As part of the Neo-demographics project a large amount of geodemographic data has been collected in Dar es Salaam, Tanzania, over the last year. This has been possible via:
The result has been a set of gold standard statistics that splits the city into 641 regions. Each region is labelled with 45 geodemographic features (i.e. transport access, education levels, etc.) and 20 behavioural features (i.e. average mobility, no. mobile transactions, etc.).
This data is the first of its kind in the region and valuable to a wide range of applications, from local policy (e.g. for transportation planning) to business investment (e.g. store locations). However, if one wishes to replicate and extend this analysis to other countries, one would be dependent on both the availability of private sector data, which is typically hard to obtain as well as further intensive crowd-sourcing investment.
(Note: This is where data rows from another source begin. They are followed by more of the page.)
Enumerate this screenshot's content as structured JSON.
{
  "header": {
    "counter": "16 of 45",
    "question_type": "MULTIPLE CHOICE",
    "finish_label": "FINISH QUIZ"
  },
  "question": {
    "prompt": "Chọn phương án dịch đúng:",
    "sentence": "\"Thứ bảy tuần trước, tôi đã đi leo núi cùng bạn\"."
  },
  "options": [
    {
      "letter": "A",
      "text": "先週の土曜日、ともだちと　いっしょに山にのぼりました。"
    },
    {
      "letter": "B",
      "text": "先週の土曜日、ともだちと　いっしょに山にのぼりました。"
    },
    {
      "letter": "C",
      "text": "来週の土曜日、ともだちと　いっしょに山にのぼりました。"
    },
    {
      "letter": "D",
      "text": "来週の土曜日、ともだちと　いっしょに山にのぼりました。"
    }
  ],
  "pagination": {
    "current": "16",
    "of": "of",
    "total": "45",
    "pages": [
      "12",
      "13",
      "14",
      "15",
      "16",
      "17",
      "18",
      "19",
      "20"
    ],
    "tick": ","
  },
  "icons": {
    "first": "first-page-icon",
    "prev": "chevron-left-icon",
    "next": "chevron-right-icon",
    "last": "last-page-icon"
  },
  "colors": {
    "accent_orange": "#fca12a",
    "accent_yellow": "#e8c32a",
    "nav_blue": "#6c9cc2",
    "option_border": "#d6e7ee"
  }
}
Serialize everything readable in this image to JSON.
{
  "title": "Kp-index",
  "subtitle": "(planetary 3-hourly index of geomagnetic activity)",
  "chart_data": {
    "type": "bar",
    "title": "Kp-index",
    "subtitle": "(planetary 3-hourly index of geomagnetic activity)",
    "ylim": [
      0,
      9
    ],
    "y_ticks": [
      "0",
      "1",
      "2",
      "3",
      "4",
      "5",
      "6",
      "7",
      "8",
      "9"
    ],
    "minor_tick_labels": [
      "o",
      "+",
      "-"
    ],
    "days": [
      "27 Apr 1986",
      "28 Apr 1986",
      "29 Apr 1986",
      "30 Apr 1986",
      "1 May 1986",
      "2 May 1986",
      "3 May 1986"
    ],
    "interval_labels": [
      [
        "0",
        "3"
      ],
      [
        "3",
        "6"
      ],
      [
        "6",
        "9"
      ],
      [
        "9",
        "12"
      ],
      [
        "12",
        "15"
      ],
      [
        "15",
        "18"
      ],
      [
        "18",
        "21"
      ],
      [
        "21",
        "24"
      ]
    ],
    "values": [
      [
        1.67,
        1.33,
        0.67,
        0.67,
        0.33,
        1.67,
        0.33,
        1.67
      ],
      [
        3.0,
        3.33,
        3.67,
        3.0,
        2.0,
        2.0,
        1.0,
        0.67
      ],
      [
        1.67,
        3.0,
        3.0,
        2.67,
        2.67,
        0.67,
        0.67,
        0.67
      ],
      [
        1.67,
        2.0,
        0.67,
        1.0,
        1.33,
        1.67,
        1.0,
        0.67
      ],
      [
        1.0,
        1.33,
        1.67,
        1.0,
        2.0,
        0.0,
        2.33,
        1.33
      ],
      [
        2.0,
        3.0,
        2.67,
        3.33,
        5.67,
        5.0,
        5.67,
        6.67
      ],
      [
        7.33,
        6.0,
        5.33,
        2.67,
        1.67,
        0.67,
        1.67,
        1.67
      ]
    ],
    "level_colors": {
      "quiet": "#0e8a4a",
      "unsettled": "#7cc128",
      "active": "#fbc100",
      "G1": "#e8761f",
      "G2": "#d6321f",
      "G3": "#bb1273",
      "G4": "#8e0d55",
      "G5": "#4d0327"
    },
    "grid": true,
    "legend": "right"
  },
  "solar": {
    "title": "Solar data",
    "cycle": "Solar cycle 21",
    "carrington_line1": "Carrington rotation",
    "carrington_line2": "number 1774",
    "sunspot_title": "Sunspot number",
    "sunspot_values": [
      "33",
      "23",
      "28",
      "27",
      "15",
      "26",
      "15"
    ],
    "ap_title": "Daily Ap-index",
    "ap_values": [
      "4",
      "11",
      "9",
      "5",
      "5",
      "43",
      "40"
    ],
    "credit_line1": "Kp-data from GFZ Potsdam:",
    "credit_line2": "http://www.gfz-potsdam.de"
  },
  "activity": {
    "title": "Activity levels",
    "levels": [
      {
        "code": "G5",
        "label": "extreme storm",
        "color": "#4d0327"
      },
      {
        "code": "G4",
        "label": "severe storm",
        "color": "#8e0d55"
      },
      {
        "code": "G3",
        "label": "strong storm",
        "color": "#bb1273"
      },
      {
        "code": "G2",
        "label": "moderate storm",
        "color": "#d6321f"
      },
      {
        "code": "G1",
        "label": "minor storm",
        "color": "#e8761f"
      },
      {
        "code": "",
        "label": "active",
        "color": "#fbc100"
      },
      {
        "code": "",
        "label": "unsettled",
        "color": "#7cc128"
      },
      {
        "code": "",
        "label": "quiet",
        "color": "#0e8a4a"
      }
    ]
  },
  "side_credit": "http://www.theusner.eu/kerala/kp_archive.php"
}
An opportunity to bypass these requirements has presented itself due to a parallel data collection activity that occurred. Using a pair of senseFly eBee mini-drones, the project collected high res 2.5-dimensional aerial RGB imagery for the entire city. This imagery is very large – over 762GB covering 88 km2, consisting of more than 55 billion pixels. The hypothesis is that it should now be possible to form a model of the geo-demographic features (that we have a ground truth for) based on image analysis of this rich visual dataset. The large amount of data suggests that Deep Learning techniques would be an ideal tool for this task.
Deep Learning has recently attracted a lot of attention, as it has been shown to outperform any other machine learning technique on just about every problem rooted in large amounts of data. These neural network techniques have become possible with the invention of novel non-linear functions applied inside each neuron, novel unsupervised synapse weight initialisations and the availability of large datasets and faster computation.
The goal of the project is two-fold: 1) to use Deep Learning to determine outlines of dwellings from the imagery and 2) to generate visual features and find relationships between these and geodemographic features. While the demographic variables could probably be detected just as well from the visual data without knowing the dwelling sizes, estimating the sizes of houses explicitly will give insight into how the Deep Learning process made its decision. This is a small step towards ‘whitening the black box’ of machine learning.